MPs que tratam de impostos, transferências de recursos e incentivos fiscais podem alterar o planejamento financeiro das prefeituras, exigindo ajustes no orçamento. 

3. O papel dos gestores municipais no cumprimento de medidas provisórias 

Além de acompanhar a tramitação das MPs, os gestores devem garantir que suas equipes compreendam e apliquem corretamente as normas estabelecidas.  

Isso envolve interpretação jurídica, adaptação de procedimentos administrativos e, em alguns casos, reavaliação de contratos e projetos em andamento. 

Além disso, os princípios da administração pública, como legalidade e eficiência, devem ser seguidos na aplicação de medidas provisórias.  

Melhores práticas para os municípios lidarem com medidas provisórias 

Para lidar com os impactos das medidas provisórias, os municípios podem adotar algumas estratégias que ajudam a garantir conformidade e eficiência na gestão. Vamos às melhores práticas: 

1. Mantenha um monitoramento ativo das medidas provisórias em vigor 

Acompanhar as MPs em tramitação permite que os gestores se antecipem a possíveis mudanças e tomem decisões mais informadas. Isso pode ser feito por meio de consultas regulares ao site do Congresso Nacional e ao Diário Oficial da União. 

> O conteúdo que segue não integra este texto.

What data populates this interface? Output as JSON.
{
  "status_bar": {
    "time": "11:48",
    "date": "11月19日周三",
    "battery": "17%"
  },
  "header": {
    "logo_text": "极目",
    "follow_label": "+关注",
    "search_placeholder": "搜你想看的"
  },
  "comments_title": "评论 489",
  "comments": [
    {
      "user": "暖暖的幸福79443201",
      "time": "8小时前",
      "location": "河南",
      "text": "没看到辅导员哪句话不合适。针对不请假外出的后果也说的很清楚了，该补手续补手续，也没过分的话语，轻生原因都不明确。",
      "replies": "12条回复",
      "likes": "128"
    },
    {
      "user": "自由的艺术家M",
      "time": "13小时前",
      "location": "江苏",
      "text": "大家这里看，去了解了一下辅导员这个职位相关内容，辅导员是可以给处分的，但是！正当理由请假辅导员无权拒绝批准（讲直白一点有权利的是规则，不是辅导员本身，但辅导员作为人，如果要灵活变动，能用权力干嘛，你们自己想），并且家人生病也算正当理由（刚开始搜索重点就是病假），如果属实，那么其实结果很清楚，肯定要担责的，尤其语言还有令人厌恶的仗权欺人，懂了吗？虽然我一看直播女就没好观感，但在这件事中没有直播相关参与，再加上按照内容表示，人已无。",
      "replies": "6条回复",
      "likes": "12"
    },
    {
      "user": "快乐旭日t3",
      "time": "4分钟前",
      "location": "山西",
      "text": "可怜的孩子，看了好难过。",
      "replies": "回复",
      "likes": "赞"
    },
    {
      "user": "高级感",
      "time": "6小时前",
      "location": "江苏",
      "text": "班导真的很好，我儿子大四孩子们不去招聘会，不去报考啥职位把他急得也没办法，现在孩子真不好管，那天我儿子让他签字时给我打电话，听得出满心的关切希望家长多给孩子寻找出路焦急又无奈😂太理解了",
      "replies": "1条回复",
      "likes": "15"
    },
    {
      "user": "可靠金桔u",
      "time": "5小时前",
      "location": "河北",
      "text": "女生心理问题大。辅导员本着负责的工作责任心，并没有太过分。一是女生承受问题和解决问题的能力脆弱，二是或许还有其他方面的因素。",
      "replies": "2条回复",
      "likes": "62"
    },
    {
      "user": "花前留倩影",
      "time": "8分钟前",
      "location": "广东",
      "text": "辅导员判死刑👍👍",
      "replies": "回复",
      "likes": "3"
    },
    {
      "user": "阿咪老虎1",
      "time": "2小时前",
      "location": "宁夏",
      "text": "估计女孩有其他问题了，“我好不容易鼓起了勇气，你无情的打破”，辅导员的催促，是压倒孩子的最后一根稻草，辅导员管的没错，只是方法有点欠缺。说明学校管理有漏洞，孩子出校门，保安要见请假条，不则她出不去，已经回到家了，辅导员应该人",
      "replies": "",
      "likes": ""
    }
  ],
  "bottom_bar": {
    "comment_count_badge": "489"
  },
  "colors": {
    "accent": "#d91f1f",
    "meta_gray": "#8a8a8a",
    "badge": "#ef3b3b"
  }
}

2. Avalie os impactos regulatórios e administrativos para o município 

Cada MP pode trazer exigências específicas para os municípios. Uma análise prévia dos possíveis impactos ajuda a evitar imprevistos e facilita a adaptação às novas regras. 

3. Capacite servidores para interpretar e aplicar medidas provisórias corretamente 

Os servidores municipais devem estar preparados para lidar com mudanças normativas. Investir em capacitação e treinamentos sobre medidas provisórias pode aumentar a eficiência da administração pública local. 

4. Estabeleça comunicação com o legislativo municipal para alinhamento de políticas 

O alinhamento entre Executivo e Legislativo municipais é essencial para a adequação das políticas municipais às MPs. A troca de informações entre os poderes pode ajudar na adequação das políticas públicas municipais às novas normas federais. 

5. Utilize tecnologia para acompanhar alterações legais e automatizar processos 

Ferramentas digitais podem facilitar o acompanhamento das MPs e a atualização dos processos administrativos. O uso de sistemas integrados permite que os municípios garantam mais agilidade na adequação às novas normas. 

Conclusão 

As medidas provisórias são instrumentos importantes para a gestão pública, mas seu caráter transitório exige atenção dos municípios para evitar impactos negativos na administração local.  

Acompanhamento contínuo, capacitação de servidores e uso de tecnologia são algumas das estratégias que podem ajudar as prefeituras a se adaptarem a essas normas com mais eficiência.